Letter from China: Ink, paper, resistance: The quiet rebellion of century-old Dongfang Bookstore
2025-04-23 20:01 Xinhua
To engage its digital-native patrons, Dongfang Bookstore has innovated with literary mystery bundles, each containing a curated book paired with a handwritten postcard, said Li, adding that the bookstore also hosts regular reading salons to unearth hidden gems for a new generation of readers.
As night fell, young readers sat bathed in window light, their page-turning whispers weaving with the old street's bustle into a singular symphony of white noise.
The scene echoed the argument of renowned Chinese historical geographer Ge Jianxiong: true humanistic reading defies haste, much like our repeated recitations of classic Tang poems and Song verses -- each encounter sparking fresh revelations. For such reading, the printed word retains an enduring sanctity.

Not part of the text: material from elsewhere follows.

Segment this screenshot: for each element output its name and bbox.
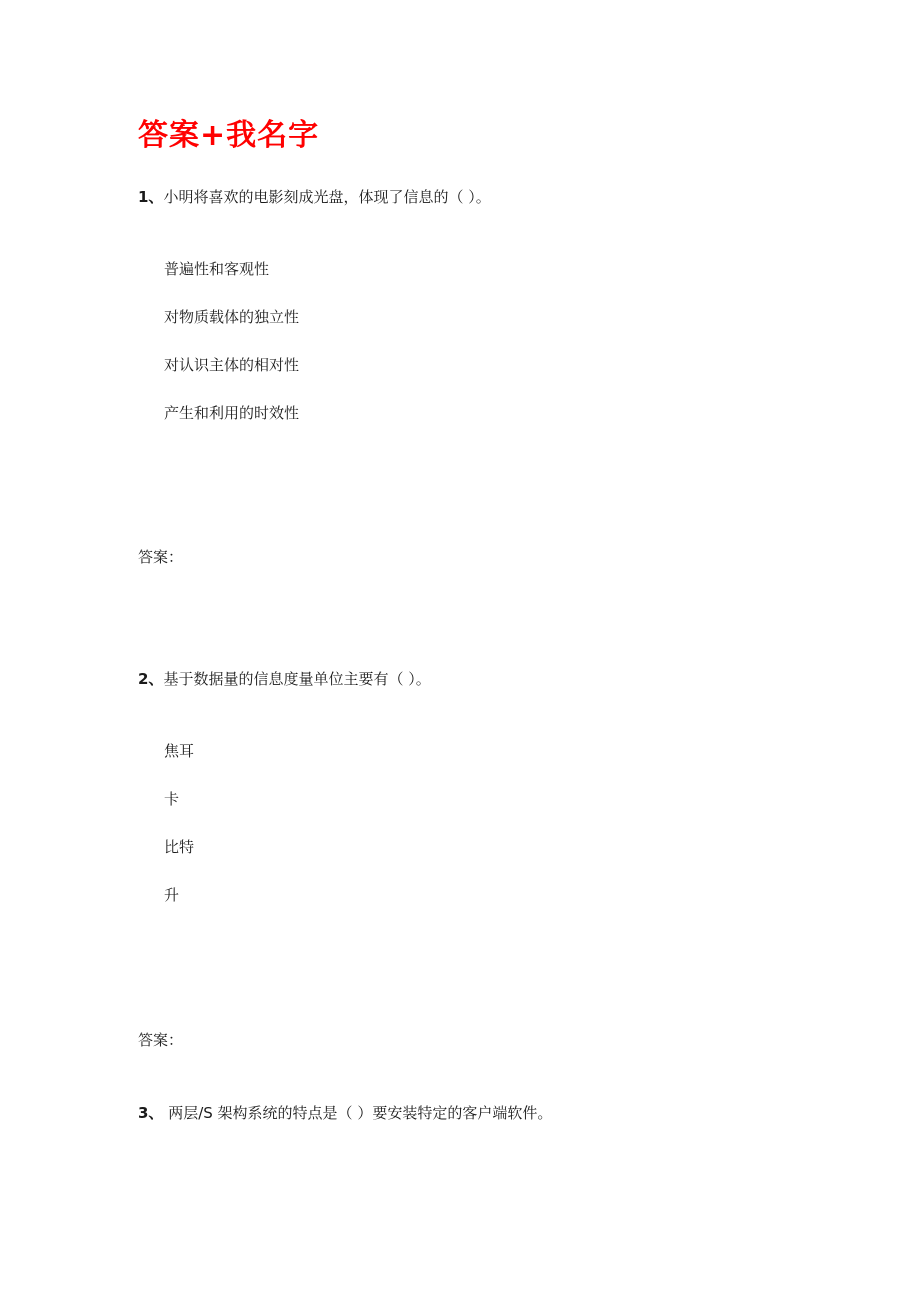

Just as Ernest Hemingway found inspiration for The Sun Also Rises through Shakespeare and Company's shelves, today's readers at Dongfang Bookstore reclaim the art of “offline thinking,“ where physical books teach neural weaving amidst AI's fragmentation of knowledge.
“Should we abandon reading today, surrendering entirely to science, technology and AI, what marrow would remain in the bones of our humanity?“ Ge raised a question that he had long been pondering.
In the Dongfang Bookstore, the answer lingers within every tenderly turned page, where civilization's warmth persists, forever beyond algorithms' cold grasp.
“The bookstore isn't some anti-AI bunker, but a living testament that the most precious values can only be measured by the human heart,“ Li said.